A honeybee is a dangerous creature. It can effectively poison its predators by stinging them, but not without losing its own life. Why does such a creature exist? Why did the process of natural selection not continue to refine the bee, producing a creature that could sting without killing itself? Why did evolution stop short of making it as perfect as possible?
Charles Darwin answered these questions this way: natural selection makes things only as perfect as they need to be to stay on top of the competition. Natural selection does not produce absolute perfection. When the competition ends, so does the progress.
In “Paradox and Discipleship,” an article published in BYU’s Religious Educator, Professor Terryl L. Givens uses the example of the honeybee to demonstrate the necessity of paradox. Faith is constantly faced with obstacles that seem to create paradoxes. In these circumstances we may feel that we need to choose one side or the other of an issue. However, just as the bee stops progressing when deprived of competition, our faith may weaken if we remove paradox from our belief.
Givens points out five apparent paradoxes central to the belief system of any Latter-day Saint:
- “Freedom and Authority.” How do we balance the principles that we are wholly accountable for ourselves, yet at the same time we ought to be subject to the authority and revelation of ecclesiastical leaders?x
- “Exile and Election.” From the moment Joseph Smith was told that he must join none of the churches “for they were all wrong,” Latter-day Saints have defined themselves as distinct from the existing religious world. Yet at the same time we “long for inclusion” in Christendom, as Givens says, and in the world at large.

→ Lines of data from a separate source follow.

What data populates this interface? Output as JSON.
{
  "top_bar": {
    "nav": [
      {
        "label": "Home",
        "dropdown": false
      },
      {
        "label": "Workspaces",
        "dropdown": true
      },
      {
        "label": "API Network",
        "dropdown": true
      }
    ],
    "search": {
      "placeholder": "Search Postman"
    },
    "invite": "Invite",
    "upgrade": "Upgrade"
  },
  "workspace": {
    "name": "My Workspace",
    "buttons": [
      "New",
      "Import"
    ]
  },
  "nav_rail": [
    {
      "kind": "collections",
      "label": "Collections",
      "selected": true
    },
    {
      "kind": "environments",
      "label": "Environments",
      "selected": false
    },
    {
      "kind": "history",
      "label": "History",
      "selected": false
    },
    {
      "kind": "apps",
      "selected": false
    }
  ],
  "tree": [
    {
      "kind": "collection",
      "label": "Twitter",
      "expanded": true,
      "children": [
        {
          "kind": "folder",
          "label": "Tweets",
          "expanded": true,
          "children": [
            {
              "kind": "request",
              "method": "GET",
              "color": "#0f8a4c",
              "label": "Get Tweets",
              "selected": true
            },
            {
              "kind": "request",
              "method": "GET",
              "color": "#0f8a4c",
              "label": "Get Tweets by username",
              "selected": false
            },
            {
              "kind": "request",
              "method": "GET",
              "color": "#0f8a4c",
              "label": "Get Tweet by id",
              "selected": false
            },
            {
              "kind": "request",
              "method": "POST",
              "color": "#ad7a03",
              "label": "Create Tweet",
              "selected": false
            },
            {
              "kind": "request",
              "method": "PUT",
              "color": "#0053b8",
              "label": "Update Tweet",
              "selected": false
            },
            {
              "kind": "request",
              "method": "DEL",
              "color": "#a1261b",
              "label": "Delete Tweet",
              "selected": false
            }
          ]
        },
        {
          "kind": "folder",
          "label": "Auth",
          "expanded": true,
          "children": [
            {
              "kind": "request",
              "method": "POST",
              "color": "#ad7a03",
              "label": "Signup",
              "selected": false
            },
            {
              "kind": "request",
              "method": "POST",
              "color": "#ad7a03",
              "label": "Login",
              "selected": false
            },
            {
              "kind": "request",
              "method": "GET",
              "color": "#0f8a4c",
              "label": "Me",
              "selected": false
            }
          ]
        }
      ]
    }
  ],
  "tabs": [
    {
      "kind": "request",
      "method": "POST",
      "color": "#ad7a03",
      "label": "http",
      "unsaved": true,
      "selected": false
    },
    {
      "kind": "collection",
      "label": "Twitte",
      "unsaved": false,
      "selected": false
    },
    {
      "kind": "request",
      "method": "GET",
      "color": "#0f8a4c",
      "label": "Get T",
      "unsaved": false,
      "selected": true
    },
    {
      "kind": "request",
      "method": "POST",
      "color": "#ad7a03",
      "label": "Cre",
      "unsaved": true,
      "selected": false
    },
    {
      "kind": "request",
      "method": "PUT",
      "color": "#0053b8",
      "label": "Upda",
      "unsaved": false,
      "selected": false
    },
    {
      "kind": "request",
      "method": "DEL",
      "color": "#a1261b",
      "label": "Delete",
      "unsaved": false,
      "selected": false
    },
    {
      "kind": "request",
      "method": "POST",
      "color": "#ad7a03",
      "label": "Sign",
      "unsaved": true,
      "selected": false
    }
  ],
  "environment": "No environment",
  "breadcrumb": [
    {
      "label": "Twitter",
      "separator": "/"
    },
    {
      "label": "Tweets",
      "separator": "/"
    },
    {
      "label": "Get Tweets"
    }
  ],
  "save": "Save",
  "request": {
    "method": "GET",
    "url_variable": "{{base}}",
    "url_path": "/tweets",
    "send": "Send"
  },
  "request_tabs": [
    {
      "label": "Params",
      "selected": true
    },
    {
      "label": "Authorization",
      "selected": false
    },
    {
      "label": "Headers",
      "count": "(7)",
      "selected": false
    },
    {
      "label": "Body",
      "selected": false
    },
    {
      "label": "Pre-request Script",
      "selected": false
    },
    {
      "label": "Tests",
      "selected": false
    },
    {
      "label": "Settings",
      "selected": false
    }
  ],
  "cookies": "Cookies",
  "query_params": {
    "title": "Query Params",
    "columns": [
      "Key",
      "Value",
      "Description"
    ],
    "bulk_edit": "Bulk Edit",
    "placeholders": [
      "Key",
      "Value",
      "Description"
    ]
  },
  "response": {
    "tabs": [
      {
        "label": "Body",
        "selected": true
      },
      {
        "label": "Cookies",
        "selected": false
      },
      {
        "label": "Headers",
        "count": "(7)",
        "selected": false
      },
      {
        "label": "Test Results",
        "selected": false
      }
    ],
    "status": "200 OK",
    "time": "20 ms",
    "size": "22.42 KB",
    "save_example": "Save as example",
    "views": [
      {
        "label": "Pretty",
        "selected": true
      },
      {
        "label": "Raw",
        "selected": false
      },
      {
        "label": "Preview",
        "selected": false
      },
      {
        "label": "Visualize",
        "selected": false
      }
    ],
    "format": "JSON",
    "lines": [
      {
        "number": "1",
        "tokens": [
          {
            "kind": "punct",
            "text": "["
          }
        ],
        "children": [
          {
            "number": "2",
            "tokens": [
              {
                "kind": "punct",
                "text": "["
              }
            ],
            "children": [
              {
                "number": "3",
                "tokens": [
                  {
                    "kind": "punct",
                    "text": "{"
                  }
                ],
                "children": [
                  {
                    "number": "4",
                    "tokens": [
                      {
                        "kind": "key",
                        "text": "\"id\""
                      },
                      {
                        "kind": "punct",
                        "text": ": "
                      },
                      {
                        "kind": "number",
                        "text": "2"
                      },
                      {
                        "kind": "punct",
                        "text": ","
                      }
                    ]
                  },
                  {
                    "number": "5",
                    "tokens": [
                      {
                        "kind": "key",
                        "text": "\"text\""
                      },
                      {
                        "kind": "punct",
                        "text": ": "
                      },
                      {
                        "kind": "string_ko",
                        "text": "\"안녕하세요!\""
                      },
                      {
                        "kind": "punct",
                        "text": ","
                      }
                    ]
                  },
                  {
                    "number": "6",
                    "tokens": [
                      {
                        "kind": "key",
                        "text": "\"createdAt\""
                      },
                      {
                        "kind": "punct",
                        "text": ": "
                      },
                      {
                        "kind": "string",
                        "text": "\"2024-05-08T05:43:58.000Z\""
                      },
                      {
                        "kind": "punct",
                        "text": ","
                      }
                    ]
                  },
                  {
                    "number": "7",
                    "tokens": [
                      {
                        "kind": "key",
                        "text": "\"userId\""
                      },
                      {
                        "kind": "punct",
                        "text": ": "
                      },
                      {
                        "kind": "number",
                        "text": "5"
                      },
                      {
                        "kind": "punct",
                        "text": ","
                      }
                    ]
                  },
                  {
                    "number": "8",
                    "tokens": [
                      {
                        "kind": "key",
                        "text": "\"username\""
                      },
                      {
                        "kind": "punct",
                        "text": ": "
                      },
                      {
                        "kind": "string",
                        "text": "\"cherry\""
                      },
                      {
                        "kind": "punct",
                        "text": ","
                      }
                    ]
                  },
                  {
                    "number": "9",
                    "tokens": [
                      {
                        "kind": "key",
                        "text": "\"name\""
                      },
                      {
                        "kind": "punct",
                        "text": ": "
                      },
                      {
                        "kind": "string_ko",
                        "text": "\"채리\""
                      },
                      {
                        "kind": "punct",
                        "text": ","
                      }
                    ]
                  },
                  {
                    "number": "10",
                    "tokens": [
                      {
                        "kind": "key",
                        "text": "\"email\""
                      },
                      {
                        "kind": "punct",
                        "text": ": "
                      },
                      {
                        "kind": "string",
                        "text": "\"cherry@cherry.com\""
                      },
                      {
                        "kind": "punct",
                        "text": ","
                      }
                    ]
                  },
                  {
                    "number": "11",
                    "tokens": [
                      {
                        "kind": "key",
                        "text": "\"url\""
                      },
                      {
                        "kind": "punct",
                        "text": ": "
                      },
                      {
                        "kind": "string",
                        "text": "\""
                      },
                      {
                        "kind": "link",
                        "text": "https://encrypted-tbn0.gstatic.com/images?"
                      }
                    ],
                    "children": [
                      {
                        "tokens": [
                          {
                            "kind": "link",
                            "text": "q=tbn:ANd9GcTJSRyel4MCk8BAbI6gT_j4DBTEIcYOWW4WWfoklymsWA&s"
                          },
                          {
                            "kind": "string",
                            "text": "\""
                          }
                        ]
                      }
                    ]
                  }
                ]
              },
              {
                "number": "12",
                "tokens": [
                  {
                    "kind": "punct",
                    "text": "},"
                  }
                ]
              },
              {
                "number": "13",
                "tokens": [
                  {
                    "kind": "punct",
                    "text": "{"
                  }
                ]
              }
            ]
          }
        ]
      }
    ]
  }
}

- “The Sacred and the Banal.” How do we maintain the appropriate sense of worship and “sacred distance” when we believe that God is an exalted man, that we ourselves may become like God, and that prophets walk among us and work in office buildings?
- “Certainty and Searching.” We uphold the twin values of unshakable knowledge of spiritual matters on the one hand, and the courage and passion to search for unknowns, as Joseph Smith himself did, on the other hand. This perhaps is the paradox we treat most unevenly, favoring certainty over its counterpart.
- “Originality and Assimilation.” We treasure the knowledge that with Joseph Smith, a flood of revelation was again opened upon the earth. However, we are still encouraged to incorporate into our beliefs “every thing which inviteth and enticeth to do good” (Moroni 7:13), regardless of whether its source is prophetic.
We all have likely encountered a paradox that required us to make a choice for or against an idea or gospel principle. But as Givens reminds us, paradox helps us strengthen our own vision, even our testimonies.
Read Terryl Givens’s complete article, “Paradox and Discipleship.”
Source: The Religious Educator
—Alison Brimley, Mormon Insights
Find more insights
Read Professor Robert L. Millet discuss paradox #2, or what it really means to call ourselves members of “the only true Church.”
Watch or read Elder D. Todd Christofferson speak on the paradox of agency versus obedience.
“Faith is constantly faced with obstacles.” I really appreciate this insight. Trials truly allow us to progress. As soon as we accept this, life becomes much simpler; trials shouldn’t be a surprise or a faith-diminishing experience.
I love this article! I love that it teaches that it’s okay to question the doctrine of the church because it can increase our faith. I think that a lot of Latter-day Saints have the misunderstanding that we aren’t supposed to question anything and that we are supposed to accept everything just because we are told to. It’s important for us to receive our own answers about the gospel and receive our own confirmation, not just blindly accept everything we are told. We need to know for ourselves.
This article is so important! God is not a god of extremes, and jumping to one side of a paradox or the other can be perilous to our faith when we discover conflict. Though difficult, we should learn to embrace paradox and realize that 2 truths/principles are not mutually exclusive.
I love this article. The gospel is full of seemingly contradictory principles, but on further study, they make more sense. We should see these paradoxes as opportunities to study and learn how they fit together in the eternal plan.